When wheat cooperative Shepherd's Grain invited me to come out and meet their farmers, I jumped at the chance! Before this trip, I knew very little about growing wheat (read: nothing). I took pages of notes and frankly, my mind is still swimming. One part travelogue, one part brain dump, this post is an attempt to compile notes from a life changing experience.

Long before dawn, I boarded a bus full of bakers and settled in for the 4 hour trek to Eastern Washington.

On the ride over, Shepherd's Grain co-founder Fred Fleming gave us the lay of the land. As the miles stretched on, the type of crop shifted from irrigation-dependent crops like corn and potatoes to dry land crops, including wheat, barley, mustard, and canola. A stunning piece of environmental trivia: in the valley, every 10 miles, annual rainfall increases by 1".

While Seattle is famous for rain (155 days a year), east of the Cascade Mountains, you'll find a high desert. Rainfall is scant and crops near the mountain range rely on irrigation. (Arms of the irrigation apparatus stretch across the entire frame of this photo.)

Hay harvest, drying in the sun.

This hay has already been baled. Note: The hay must be absolutely dry. In a rush to store the hay? Bad idea. Not only is spontaneous combustion is a very real risk, rising heat levels cause a significant loss of protein. How does hay spontaneously combust? Chemical reactions and microbial growth in hay occur because of the change in availability of moisture, oxygen, and pressure to create heat to the point of ignition and fire. (Read more about that here.)

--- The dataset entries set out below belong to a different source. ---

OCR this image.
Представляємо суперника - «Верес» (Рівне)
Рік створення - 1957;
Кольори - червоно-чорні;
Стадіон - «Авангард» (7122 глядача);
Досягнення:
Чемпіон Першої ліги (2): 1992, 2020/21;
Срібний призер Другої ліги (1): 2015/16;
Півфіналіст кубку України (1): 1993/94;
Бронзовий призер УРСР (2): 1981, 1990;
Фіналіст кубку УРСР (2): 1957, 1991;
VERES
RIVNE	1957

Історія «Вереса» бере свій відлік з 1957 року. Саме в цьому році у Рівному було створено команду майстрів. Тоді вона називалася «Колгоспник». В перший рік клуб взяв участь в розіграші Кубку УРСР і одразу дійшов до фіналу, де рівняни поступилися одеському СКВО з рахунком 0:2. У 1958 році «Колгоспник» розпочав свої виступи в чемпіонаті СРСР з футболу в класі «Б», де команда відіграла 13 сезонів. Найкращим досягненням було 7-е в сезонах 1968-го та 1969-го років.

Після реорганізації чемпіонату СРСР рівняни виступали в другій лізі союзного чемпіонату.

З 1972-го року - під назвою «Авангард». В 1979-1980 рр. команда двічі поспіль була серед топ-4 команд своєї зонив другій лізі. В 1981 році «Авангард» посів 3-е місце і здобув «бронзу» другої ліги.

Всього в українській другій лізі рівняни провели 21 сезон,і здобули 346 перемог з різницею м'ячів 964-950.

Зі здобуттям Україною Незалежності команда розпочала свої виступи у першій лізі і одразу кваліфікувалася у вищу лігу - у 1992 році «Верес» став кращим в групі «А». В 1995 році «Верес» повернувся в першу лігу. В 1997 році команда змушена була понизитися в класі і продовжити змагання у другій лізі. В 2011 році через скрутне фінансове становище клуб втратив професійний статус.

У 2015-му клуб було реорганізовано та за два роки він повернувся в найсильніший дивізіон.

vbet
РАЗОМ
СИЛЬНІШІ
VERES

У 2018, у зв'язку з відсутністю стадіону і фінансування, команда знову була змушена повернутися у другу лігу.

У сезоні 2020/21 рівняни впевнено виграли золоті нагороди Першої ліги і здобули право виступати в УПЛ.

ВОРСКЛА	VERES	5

Winter wheat, already in the ground. Tiny shoots surface before the first snow fall. An unusually cold summer meant an overlap between harvest and planting. Farmers on the western side of the Columbia River had their crop in the ground, while on the eastern side, farmers were still bringing in the harvest.

Crossing the Columbia River. Multiple dams on this river provide cheap hydro-electric power to Washington state residents and irrigation to surrounding farmland. The dams are also responsible for the significant loss of salmon, which historically, migrated up the Columbia River to spawn. Migration routes are now blocked by dams and poorly designed fish ladders, driving many salmon runs to extinction.

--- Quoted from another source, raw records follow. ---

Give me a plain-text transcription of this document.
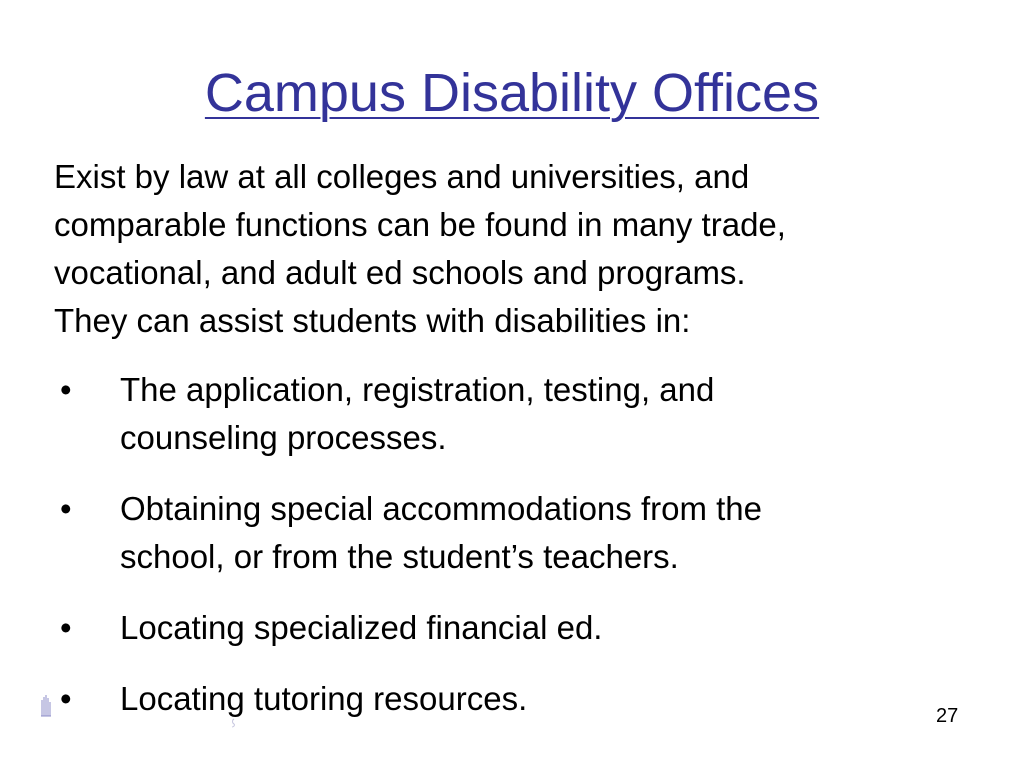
Campus Disability Offices
Exist by law at all colleges and universities, and
comparable functions can be found in many trade,
vocational, and adult ed schools and programs.
They can assist students with disabilities in:
•	The application, registration, testing, and
counseling processes.
•	Obtaining special accommodations from the
school, or from the student’s teachers.
•	Locating specialized financial ed.
•	Locating tutoring resources.	27
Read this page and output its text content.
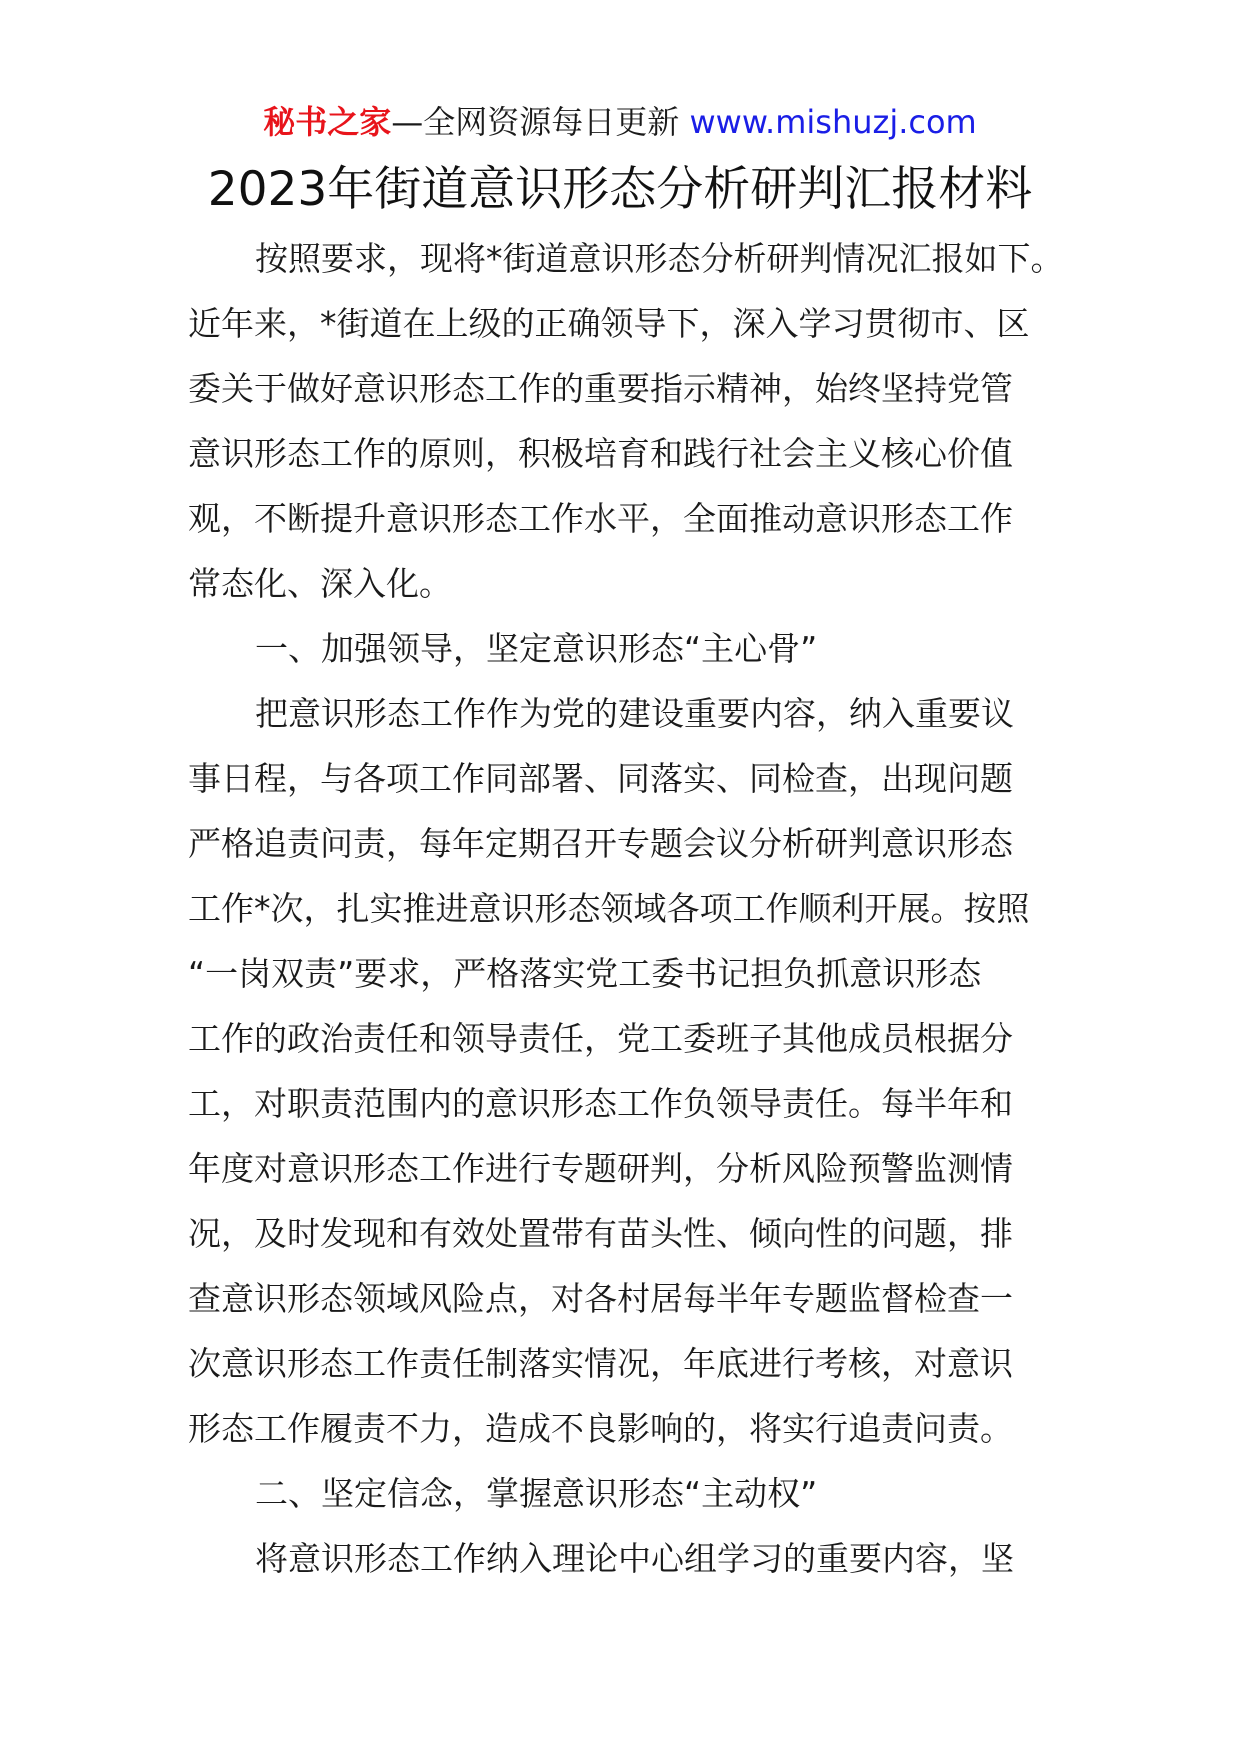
秘书之家—全网资源每日更新 www.mishuzj.com
2023年街道意识形态分析研判汇报材料
按照要求，现将*街道意识形态分析研判情况汇报如下。
近年来，*街道在上级的正确领导下，深入学习贯彻市、区
委关于做好意识形态工作的重要指示精神，始终坚持党管
意识形态工作的原则，积极培育和践行社会主义核心价值
观，不断提升意识形态工作水平，全面推动意识形态工作
常态化、深入化。
一、加强领导，坚定意识形态“主心骨”
把意识形态工作作为党的建设重要内容，纳入重要议
事日程，与各项工作同部署、同落实、同检查，出现问题
严格追责问责，每年定期召开专题会议分析研判意识形态
工作*次，扎实推进意识形态领域各项工作顺利开展。按照
“一岗双责”要求，严格落实党工委书记担负抓意识形态
工作的政治责任和领导责任，党工委班子其他成员根据分
工，对职责范围内的意识形态工作负领导责任。每半年和
年度对意识形态工作进行专题研判，分析风险预警监测情
况，及时发现和有效处置带有苗头性、倾向性的问题，排
查意识形态领域风险点，对各村居每半年专题监督检查一
次意识形态工作责任制落实情况，年底进行考核，对意识
形态工作履责不力，造成不良影响的，将实行追责问责。
二、坚定信念，掌握意识形态“主动权”
将意识形态工作纳入理论中心组学习的重要内容，坚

Of all the factors involved in farming, one element I never considered was wind. With few trees to shield the momentum, fierce winds whip across the dry plains. Annual fires spread rapidly under these conditions and during the wrong time of the year, a hard rain and violent winds can wash priceless topsoil into the Columbia River. (It's dredged frequently for this very reason.)

Wheat is harvested 8 inches from the ground, leaving fields of "stubble." Between harvest and the next planting season, "stubble" keeps the topsoil intact.

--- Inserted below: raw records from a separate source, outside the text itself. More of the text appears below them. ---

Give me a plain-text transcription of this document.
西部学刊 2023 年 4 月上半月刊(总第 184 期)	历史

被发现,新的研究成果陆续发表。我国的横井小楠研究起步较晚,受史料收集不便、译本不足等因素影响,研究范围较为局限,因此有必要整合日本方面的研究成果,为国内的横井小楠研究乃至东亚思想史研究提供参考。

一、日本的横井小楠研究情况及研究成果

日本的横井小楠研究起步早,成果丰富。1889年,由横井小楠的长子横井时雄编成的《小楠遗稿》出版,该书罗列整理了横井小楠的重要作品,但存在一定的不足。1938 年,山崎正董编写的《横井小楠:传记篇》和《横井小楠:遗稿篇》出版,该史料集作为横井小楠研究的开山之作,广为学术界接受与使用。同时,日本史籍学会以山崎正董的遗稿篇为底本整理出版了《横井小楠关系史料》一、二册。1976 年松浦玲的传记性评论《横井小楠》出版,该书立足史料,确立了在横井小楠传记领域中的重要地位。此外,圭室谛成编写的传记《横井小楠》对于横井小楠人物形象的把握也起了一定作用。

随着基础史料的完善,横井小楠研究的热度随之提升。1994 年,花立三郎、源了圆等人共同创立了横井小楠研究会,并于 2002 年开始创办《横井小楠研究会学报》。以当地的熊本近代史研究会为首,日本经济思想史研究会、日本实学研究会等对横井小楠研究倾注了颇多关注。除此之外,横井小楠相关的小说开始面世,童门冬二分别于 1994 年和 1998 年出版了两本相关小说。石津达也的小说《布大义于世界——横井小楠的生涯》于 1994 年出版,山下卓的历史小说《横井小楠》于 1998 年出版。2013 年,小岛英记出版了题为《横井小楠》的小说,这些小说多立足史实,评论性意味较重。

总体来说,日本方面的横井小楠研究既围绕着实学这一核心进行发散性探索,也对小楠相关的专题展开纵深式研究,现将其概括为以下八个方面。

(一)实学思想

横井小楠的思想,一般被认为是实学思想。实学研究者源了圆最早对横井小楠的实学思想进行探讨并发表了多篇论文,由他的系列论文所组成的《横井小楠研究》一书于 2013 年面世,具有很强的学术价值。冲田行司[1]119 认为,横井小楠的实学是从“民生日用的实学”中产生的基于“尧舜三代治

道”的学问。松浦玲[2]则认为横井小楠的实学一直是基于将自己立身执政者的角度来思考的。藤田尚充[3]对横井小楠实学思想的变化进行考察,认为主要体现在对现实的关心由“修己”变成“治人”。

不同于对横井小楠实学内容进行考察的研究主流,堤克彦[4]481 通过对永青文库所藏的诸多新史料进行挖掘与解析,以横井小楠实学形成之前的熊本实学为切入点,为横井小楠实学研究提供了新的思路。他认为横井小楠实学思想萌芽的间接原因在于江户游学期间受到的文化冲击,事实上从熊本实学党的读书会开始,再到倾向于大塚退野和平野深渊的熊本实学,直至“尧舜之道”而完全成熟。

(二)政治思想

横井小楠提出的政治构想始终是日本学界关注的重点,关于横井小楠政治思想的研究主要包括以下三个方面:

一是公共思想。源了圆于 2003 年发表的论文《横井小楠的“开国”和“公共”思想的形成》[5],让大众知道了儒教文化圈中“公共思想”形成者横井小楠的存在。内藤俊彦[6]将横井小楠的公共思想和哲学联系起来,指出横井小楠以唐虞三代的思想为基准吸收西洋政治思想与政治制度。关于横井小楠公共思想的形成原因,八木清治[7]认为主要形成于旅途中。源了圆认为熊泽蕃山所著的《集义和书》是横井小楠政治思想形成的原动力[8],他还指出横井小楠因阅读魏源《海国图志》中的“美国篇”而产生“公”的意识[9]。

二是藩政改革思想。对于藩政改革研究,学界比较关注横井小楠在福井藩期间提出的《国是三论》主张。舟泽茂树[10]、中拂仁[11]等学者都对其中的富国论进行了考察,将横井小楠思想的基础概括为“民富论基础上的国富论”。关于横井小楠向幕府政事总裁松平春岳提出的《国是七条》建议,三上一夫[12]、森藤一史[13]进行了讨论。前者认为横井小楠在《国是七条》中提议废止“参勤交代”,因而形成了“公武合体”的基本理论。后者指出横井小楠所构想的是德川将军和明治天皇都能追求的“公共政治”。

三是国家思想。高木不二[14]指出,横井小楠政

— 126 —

The distant mountains beckon in shades of purple. In this area "wind" is a four-letter curse word and now I know why. Wind drowned out any reasonable attempt at conversation and erratic gusts whipped my skirt to the point of indecency.

Shielded by a knoll, I took advantage of a welcome respite and succumbed to the hypnotic tango between wind and wheat. Immersed in a rhythmic ocean of grain swaying in the wind, I paused just to listen.

Bit of trivia: As humans shifted from a hunter-gatherer society, wheat provided an important and stable food supply. By 4,000 BC, wheat farming had spread to Asia, Europe, and North Africa.

Innovation is at the heart of Shepherd's Grain. Their direct seed program is a game-changer Western Washington wheat farming. They tell it best:

By direct-seeding we no longer have to invert the soil with a plow. Our plants are seeded directly into the residue of the crop that came before it. Direct seeding is a complete change in the way a farmer grows his crops. The change from conventional seeding to direct-seeding is a major change requiring new equipment as well as a new approach to weed and disease control. Although the direct seed system has many challenges that the farmer must deal with it also has many advantages.

Soil erosion is reduced, reducing soil runoff into streams and rivers.

Less fuel is burned than conventional tillage. Reducing the amount of exhaust fumes being released into the air.

The amount of carbon in our soils is increasing. Conventional tillage releases carbon dioxide into the atmosphere where direct seeding traps the carbon in the soil, increasing organic matter and building a healthier soil structure for creatures that live in the soil such as earthworms.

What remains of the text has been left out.